John Y’s Musings from the Middle: Diet Update

jyb_musingsWeighing in. One last time.

8 months and 4 days ago I weighed 205.4 lbs and set goal for myself to get down to 178.5 lbs.

Today I weighed in at 177.1 lbs.

I did it.

But only for today. The point of this post isn’t to declare victory but to recommit to maintain this new way of eating and exercising. Daily.

Somehow posting about my diet on Facebook and providing updates helped keep me accountable and the encouragement I received from so many Facebook friends was a wonderful motivator.

Thank you. Very much.

And now….not the end of a diet but merely the continuation of a new lifestyle.

No secrets to this diet. Just eating a little less and exercising a little more. And doing it every day and being patient. Going slower to go farther was my motto.

===

This morning I was admiring my recent weight loss in the bathroom mirror as my wife and I were getting ready to go out for coffee. After my proud moment of self-satisfaction, I threw on a pair of jeans and wet my hair before combing it and began looking for a shirt.”

My wife walked in the bathroom to explain how our dog Macy was just showing off to her by proudly holding a spider in her mouth before it dropped out and ran away.

Wanting to change the topic back to my proud weight loss, I pointed to myself and said, “Well, what do you think?”

“What?” Rebecca answered quizzically.

“This.” I responded smugly pointing in a circular motion to my torso area.

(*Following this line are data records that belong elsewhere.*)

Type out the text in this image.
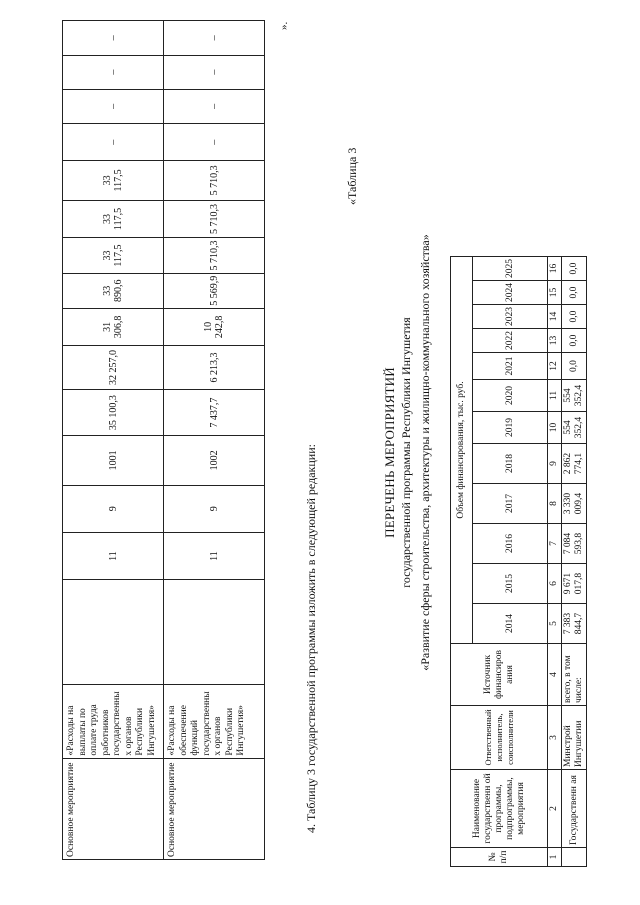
Основное мероприятие	«Расходы на выплаты по оплате труда работников государственны х органов Республики Ингушетия»		11	9	1001	35 100,3	32 257,0	31 306,8	33 890,6	33 117,5	33 117,5	33 117,5	–	–	–	–
Основное мероприятие	«Расходы на обеспечение функций государственны х органов Республики Ингушетия»		11	9	1002	7 437,7	6 213,3	10 242,8	5 569,9	5 710,3	5 710,3	5 710,3	–	–	–	–
».
4. Таблицу 3 государственной программы изложить в следующей редакции:
«Таблица 3
ПЕРЕЧЕНЬ МЕРОПРИЯТИЙ государственной программы Республики Ингушетия «Развитие сферы строительства, архитектуры и жилищно-коммунального хозяйства»
№ п/п	Наименование государственн ой программы, подпрограммы, мероприятия	Ответственный исполнитель, соисполнители	Источник финансиров ания	Объем финансирования, тыс. руб.											
				2014	2015	2016	2017	2018	2019	2020	2021	2022	2023	2024	2025
1	2	3	4	5	6	7	8	9	10	11	12	13	14	15	16
	Государственн ая	Минстрой Ингушетии	всего, в том числе:	7 383 844,7	9 671 017,8	7 084 593,8	3 330 009,4	2 862 774,1	554 352,4	554 352,4	0,0	0,0	0,0	0,0	0,0
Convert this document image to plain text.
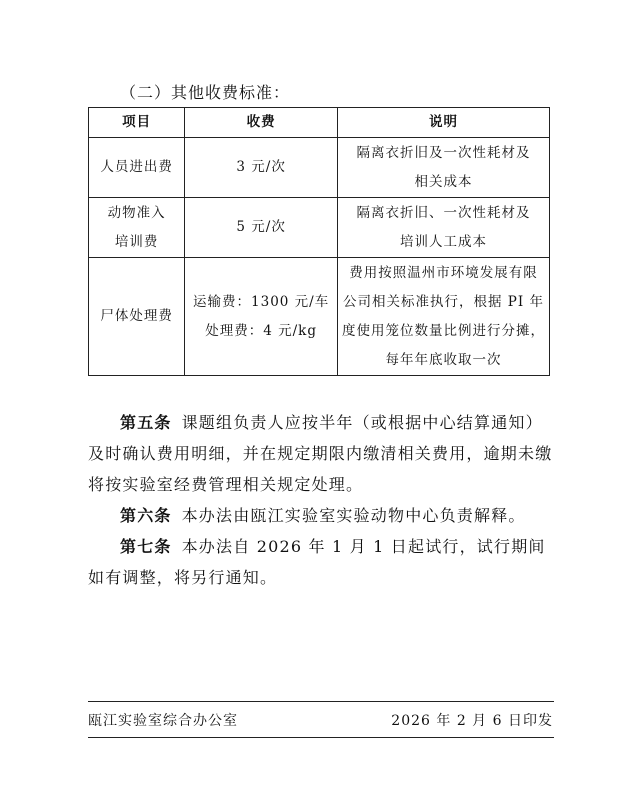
（二）其他收费标准：
项目	收费	说明

人员进出费	3 元/次	隔离衣折旧及一次性耗材及
相关成本

动物准入
培训费	5 元/次	隔离衣折旧、一次性耗材及
培训人工成本

尸体处理费	运输费：1300 元/车
处理费：4 元/kg	费用按照温州市环境发展有限
公司相关标准执行，根据 PI 年
度使用笼位数量比例进行分摊，
每年年底收取一次
第五条 课题组负责人应按半年（或根据中心结算通知）及时确认费用明细，并在规定期限内缴清相关费用，逾期未缴将按实验室经费管理相关规定处理。
第六条 本办法由瓯江实验室实验动物中心负责解释。
第七条 本办法自 2026 年 1 月 1 日起试行，试行期间如有调整，将另行通知。
瓯江实验室综合办公室	2026 年 2 月 6 日印发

“What? You got water on you?”

“No!” I said flustered. “I’ve lost 28 lbs.”

“Oh.” Rebecca responded laughing. “You are acting like Macy showing off having a spider in her mouth.”

“No I’m not.” I said defensively. “I don’t think it’s the same thing at all. First off Macy didn’t lose 28 lbs and, second off, I am not holding anything in my mouth.”

“OK.” Rebecca said laughing to herself.

“Do you have water on you?” I repeated to myself under my breath. “Really?”

“Well, I’m proud of both you and Macy this morning.” Rebecca offered in a consoling voice.